Ella at three is absolutely kicking my butt. Well, starting at the end of two and now the first part of three. There is whining and screaming and crying. I know a lot of this is developmental and maybe some of it has to do with adjusting to Tylan's presence, but it just seems that much worse than it was with either Accalia or Cole. It's one of those periods of parenting where you think, "What did I do so wrong that my child is acting like this?" There are times, I hate to say, that I really just do not want to be around her. Ella at the present and Accalia at age 7 have so far been the toughest times for me to parent. I've felt as if I have no clue what is going on and really start to wonder what I did wrong.
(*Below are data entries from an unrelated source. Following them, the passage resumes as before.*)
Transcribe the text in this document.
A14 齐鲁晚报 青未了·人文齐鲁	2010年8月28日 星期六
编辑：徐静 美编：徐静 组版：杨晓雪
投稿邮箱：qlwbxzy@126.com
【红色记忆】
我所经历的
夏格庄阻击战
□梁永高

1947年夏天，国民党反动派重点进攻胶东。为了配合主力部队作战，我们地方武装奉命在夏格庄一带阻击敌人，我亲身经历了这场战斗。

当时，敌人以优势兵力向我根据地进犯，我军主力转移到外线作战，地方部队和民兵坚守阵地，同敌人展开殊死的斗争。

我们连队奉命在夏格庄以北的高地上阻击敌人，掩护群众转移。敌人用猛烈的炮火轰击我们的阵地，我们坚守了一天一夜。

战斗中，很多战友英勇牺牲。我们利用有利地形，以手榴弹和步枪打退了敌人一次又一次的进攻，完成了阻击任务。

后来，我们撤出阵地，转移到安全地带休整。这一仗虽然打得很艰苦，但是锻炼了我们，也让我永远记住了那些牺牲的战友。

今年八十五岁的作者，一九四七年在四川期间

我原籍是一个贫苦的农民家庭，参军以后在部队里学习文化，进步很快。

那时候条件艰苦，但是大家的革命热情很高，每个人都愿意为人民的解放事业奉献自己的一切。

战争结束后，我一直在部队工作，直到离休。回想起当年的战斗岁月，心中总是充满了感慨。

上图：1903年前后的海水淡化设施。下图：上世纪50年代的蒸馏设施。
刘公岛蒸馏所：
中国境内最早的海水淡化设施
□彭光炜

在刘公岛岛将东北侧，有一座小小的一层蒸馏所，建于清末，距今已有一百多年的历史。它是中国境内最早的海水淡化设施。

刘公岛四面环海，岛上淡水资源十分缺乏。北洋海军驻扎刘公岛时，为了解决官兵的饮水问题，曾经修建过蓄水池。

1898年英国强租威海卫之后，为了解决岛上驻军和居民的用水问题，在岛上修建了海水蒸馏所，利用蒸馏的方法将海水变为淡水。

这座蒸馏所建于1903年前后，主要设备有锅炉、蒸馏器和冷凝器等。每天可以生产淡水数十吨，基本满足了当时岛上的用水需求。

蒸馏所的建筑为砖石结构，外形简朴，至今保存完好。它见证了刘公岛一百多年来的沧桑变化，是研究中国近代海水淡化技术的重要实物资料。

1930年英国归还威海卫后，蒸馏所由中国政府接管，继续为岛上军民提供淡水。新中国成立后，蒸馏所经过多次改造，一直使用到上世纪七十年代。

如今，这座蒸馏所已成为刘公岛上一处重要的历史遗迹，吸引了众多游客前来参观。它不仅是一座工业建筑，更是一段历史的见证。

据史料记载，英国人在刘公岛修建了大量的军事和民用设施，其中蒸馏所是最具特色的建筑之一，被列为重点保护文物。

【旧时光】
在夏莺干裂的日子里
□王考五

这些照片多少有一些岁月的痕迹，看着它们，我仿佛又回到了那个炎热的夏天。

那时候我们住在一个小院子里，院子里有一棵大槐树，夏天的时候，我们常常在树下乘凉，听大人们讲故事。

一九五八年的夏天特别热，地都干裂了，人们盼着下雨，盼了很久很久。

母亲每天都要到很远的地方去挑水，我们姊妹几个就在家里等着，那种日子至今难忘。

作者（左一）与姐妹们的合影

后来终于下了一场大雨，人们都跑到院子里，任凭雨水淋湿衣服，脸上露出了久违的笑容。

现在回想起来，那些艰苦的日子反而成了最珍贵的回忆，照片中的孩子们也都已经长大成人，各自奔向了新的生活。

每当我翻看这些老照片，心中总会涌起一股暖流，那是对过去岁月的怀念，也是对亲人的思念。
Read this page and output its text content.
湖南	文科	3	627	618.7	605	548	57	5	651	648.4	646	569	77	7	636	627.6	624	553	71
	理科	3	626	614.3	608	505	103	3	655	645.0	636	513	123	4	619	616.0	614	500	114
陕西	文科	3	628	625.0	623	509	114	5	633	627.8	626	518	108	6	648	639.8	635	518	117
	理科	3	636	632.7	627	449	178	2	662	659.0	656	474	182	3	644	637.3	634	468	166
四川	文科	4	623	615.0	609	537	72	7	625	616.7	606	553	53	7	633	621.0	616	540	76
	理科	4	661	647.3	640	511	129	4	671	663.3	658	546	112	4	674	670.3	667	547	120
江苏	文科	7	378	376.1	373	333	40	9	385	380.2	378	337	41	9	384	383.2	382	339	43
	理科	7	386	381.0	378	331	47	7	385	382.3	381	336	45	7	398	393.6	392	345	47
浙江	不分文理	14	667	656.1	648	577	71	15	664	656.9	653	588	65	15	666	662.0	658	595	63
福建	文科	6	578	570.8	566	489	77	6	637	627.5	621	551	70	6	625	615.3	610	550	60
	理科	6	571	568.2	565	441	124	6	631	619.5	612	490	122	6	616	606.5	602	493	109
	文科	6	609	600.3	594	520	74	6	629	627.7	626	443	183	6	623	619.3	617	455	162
At the same time, though, I can see some of the things that she's working through and how it will hopefully be once we're past this phase. Ella's becoming more and more verbal and more easily understandable. She's vocalizing a lot of her thought processes, whether it's counting, identifying letters, colors, objects, etc. or talking about whatever is on her mind. She's asking a lot of "What's that, Mama?" or "Whatcha doing, Mama?"
The whining, though, drives me absolutely nuts. It feels as if it came out of nowhere and is like fingernails on the chalkboard. If she starts whining, I'll say something like, 'I can't understand you when you talk like that. Can you tell me what you'd like?" Usually she's stop and say in a normal voice, "I want chocolate" or "I want to watch the Wiggles" or whatever it is she'd like.
Oh, but when it's like tonight when Ella is tired and cranky and just won't settle down and I have a headache starting up, I'm so ready just to skip ahead a few weeks or months or however long it will take to get past this.
Thankfully Cory will be home in less than an hour (hopefully!) and I can let him deal with some of this.